If there’s one thing the Bronx — or most places — is lacking, it’s bookstores. In fact, The Lit Bar in Mott Haven is the borough’s only independent brick-and-mortar bookseller, and it’s a long trip for many. Even with a car.
Kirstie Reynoso-Miranda is trying to fix this problem by opening her own bookstore — Miranda Writes — somewhere in Kingsbridge or Riverdale. In the meantime, she’s selling books online while the neighborhood waits until at least early next year for a physical location to open.
Fortunately, bookworms eager to crack open a new paperback are in luck. That’s because Bronx Bound Books brings its wares to The Riverdale Y Sunday Market almost every week.
Offering an array of diverse authors from a refurbished bus, Bronx Bound Books has set up shop not only at the Sunday Market, but also other farmers markets across the borough, like one outside Clinton High School, and on City Island.
Why a bookstore on wheels? Latanya DeVaughn says it was the easiest way to make her dream of owning such an establishment a reality.
“I always wanted to own a bookstore,” she said. “But the Bronx kept changing and life kept happening. Before I knew it, the rents were way too high, and gentrification started to take a toll on the Bronx. So, owning a storefront was totally out of reach. I knew I would never be able to afford one.”
DeVaughn started Bronx Bound Books as a project she juggled on weekends in addition to her day job — working human resources for Eli Zabar, an Upper East Side restaurant and food market. But when the coronavirus hit the city last year, DeVaughn was one of many laid off. Suddenly, she had a lot more time to devote to her dream.
“COVID made my Plan B kind of my Plan A,” DeVaughn said. “I decided to invest all my time and energy into growing Bronx Bound Books.”
Growing up in the borough, DeVaughn says she inherited her love for all things literary from the grandmother who adopter her, a teacher.
“I knew that literacy was important, even as a young child,” DeVaughn said. “I would see her reading leases and prescriptions to our neighbors who couldn’t read.”
DeVaughn’s passion for reading grew stronger after her aunt started taking her on regular trips to Strand Book Store near Manhattan’s Union Square. Especially enticing was Strand’s large inventory of used books.
“I would find my escape in the Strand Book Store,” DeVaughn said. “So, we were able to get me a whole bunch of books. And my love for new and used books started from when I was a kid. We would go to garage sales — and everyone would be looking at china and furniture — and I was by the books and would buy all the books I could carry.”
The most important thing to DeVaughn was making a bookstore that catered specifically to Bronx communities. As she developed her concept, DeVaughn attended business improvement district events around the borough, asking people what they wanted out of a bookstore.
She would give away used books at those events — getting her supply from The Book Fairies on Long Island. Then, at the beginning of 2020, DeVaughn started selling books at farmers markets.
In the beginning, DeVaughn relied on rides from friends and Ubers to transport her inventory around the borough.
“It was very limited, because I could only carry so much in an Uber or load in a friend’s car,” she said. “And then having to onload the books and hoping it didn’t rain.”
With her savings and book sales, DeVaughn purchased a used shuttle bus she found on Craigslist about a year ago. Around the same time, she received a grant from the Ford Foundation’s Local Initiatives Support Corp., which has now provided $215 million in such offerings to 12,000 small businesses throughout the pandemic. DeVaughn used that money to hire Ortega Upholstery Designs to refurbish the inside of her bus and make it feel more like a bookstore.
She’s still raising money to paint and fix the bus’s exterior, but inside, DeVaughn carries all kinds of books. Yet she still finds room on her limited shelf space to display works by authors of color.

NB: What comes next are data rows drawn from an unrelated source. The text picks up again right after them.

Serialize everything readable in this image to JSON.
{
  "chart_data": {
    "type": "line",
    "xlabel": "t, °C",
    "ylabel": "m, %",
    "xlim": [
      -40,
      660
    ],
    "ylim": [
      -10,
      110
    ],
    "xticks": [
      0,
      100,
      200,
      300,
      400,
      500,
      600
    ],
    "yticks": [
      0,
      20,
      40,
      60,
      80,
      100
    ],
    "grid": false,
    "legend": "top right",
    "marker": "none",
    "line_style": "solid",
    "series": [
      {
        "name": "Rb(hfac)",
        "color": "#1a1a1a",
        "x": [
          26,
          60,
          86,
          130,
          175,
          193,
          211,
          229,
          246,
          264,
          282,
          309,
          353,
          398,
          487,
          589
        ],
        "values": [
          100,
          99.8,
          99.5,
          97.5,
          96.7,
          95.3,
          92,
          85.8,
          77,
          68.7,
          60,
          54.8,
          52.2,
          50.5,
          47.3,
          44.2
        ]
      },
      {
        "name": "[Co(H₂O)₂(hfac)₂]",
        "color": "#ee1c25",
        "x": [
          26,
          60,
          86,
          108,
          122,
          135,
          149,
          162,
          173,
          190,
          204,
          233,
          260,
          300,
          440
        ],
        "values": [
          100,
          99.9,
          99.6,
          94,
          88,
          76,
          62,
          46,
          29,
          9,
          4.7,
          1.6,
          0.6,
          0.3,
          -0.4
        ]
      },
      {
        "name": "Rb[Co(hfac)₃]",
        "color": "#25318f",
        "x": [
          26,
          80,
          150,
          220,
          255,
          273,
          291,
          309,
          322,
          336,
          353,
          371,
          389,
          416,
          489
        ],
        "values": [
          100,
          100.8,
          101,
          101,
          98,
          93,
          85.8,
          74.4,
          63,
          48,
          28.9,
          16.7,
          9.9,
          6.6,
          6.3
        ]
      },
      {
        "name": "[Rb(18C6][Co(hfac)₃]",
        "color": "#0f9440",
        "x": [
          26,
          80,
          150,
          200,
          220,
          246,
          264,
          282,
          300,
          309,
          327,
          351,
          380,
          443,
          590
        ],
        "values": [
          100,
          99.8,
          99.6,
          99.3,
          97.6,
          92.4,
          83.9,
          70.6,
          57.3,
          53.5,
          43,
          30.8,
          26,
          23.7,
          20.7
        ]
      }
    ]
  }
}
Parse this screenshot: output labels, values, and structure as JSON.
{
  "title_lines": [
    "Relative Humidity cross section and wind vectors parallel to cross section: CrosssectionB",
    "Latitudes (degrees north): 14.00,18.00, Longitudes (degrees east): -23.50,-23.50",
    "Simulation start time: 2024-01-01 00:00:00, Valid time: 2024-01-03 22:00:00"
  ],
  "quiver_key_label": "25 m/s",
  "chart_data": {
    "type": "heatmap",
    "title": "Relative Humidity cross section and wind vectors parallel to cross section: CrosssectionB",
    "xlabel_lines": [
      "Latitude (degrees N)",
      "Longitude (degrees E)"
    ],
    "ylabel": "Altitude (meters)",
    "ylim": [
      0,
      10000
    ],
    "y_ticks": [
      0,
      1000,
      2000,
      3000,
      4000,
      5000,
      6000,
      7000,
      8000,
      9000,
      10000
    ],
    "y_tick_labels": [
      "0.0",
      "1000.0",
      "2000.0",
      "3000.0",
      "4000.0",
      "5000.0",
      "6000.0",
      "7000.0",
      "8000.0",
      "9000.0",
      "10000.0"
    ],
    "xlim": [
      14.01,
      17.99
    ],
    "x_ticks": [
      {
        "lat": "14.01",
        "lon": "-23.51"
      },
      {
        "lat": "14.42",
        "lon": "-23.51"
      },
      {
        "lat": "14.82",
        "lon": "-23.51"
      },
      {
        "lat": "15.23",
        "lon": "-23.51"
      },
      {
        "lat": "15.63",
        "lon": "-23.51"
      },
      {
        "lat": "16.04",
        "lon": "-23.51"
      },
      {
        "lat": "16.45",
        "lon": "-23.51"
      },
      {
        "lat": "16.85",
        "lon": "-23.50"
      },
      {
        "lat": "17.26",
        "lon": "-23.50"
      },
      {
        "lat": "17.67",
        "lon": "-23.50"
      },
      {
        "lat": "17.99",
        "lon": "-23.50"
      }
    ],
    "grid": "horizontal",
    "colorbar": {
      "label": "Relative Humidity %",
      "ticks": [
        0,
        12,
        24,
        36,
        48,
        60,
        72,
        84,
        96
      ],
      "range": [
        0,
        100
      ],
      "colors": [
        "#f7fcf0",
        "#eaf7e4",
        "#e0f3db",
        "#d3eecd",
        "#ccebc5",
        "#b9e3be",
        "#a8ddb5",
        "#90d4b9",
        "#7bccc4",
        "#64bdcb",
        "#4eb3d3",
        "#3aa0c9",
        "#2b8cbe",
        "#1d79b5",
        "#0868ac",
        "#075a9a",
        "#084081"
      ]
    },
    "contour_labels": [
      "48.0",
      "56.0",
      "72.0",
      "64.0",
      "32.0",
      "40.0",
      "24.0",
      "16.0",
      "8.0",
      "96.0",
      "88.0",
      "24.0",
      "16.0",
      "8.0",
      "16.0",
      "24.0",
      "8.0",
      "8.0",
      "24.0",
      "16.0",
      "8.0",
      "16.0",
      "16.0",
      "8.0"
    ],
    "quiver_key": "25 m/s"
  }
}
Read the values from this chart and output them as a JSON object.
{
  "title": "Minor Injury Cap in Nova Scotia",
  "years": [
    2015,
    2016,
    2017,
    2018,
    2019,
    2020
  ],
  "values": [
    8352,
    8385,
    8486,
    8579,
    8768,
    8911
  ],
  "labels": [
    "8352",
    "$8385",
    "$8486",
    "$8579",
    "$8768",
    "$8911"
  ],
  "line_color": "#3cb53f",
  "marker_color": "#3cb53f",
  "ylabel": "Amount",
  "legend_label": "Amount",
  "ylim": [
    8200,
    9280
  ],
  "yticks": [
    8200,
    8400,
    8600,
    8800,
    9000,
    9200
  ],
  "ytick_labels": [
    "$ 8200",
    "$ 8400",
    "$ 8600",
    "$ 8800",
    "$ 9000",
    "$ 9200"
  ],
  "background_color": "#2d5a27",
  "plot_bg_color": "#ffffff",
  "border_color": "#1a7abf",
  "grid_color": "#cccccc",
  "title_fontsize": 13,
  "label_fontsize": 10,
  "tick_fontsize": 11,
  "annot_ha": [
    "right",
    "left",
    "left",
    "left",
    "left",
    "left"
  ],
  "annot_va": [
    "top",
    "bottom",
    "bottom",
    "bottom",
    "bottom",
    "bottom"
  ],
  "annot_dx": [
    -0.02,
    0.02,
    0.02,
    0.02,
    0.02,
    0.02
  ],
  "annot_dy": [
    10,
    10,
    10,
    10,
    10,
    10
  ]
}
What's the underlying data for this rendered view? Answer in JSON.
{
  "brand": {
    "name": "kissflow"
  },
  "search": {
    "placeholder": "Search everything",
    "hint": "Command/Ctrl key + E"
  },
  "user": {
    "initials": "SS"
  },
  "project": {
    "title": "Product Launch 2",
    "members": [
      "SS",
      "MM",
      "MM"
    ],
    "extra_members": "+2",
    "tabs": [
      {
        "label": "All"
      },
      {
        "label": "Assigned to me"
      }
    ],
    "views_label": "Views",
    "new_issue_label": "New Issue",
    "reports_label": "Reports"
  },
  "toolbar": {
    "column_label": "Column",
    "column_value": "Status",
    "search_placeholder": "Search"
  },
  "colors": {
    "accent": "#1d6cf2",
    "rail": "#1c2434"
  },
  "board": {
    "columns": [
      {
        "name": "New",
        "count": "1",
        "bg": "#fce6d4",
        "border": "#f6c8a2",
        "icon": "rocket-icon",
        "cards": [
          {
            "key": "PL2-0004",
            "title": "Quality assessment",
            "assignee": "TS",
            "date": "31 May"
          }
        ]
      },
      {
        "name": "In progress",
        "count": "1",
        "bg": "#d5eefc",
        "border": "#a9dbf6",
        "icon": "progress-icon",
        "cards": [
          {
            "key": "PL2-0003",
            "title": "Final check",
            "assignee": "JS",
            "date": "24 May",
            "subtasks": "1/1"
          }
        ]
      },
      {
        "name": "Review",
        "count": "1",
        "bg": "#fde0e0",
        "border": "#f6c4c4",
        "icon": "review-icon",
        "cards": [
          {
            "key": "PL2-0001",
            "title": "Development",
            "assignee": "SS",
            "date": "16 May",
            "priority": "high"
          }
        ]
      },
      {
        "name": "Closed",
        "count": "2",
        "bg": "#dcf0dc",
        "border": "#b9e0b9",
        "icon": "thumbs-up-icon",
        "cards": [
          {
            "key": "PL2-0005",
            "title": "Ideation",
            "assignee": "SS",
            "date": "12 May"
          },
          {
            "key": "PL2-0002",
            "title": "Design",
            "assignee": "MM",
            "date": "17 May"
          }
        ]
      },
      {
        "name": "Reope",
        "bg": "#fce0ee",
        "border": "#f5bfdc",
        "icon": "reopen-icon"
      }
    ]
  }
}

“That’s what you see, because that’s who I am,” DeVaughn said. “I’m Afro-Latina. I’m half Black and Puerto Rican. The books that you see when you walk in look like the people in the Bronx. So, there will be other books on the shelves and things like that. But for display purposes, I really want to showcase what the Bronx really looks like.”
And that focus on representation has resonated with her customers.
An older woman, “someone who’s about 73, was very emotional because she didn’t have this representation when she was growing up,” DeVaughn said.
Shira Silverman, who runs the Sunday Market, says she’s really impressed by DeVaughn’s mission and inventory. For instance, DeVaughn carries copies of “The Hill We Climb,” the poem National Youth Poet Laureate Amanda Gorman read at President Joe Biden’s inauguration last January.
“She has this gorgeous selection of books,” Silverman said. “They are terrific books. I mean, they’re really good. They’re carefully selected. They’re books that you actually want to read.”
For the time being, DeVaughn has no plans of scaling up to a physical storefront — mostly because it’s still an expensive proposition. But also, she feels it’s important to meet people where they are and be out in the community.
“If it takes you more than a half-hour to get to your nearest bookstore, I want to meet you halfway and be there for you,” DeVaughn said. “So, you don’t have to travel so far just to buy a book.”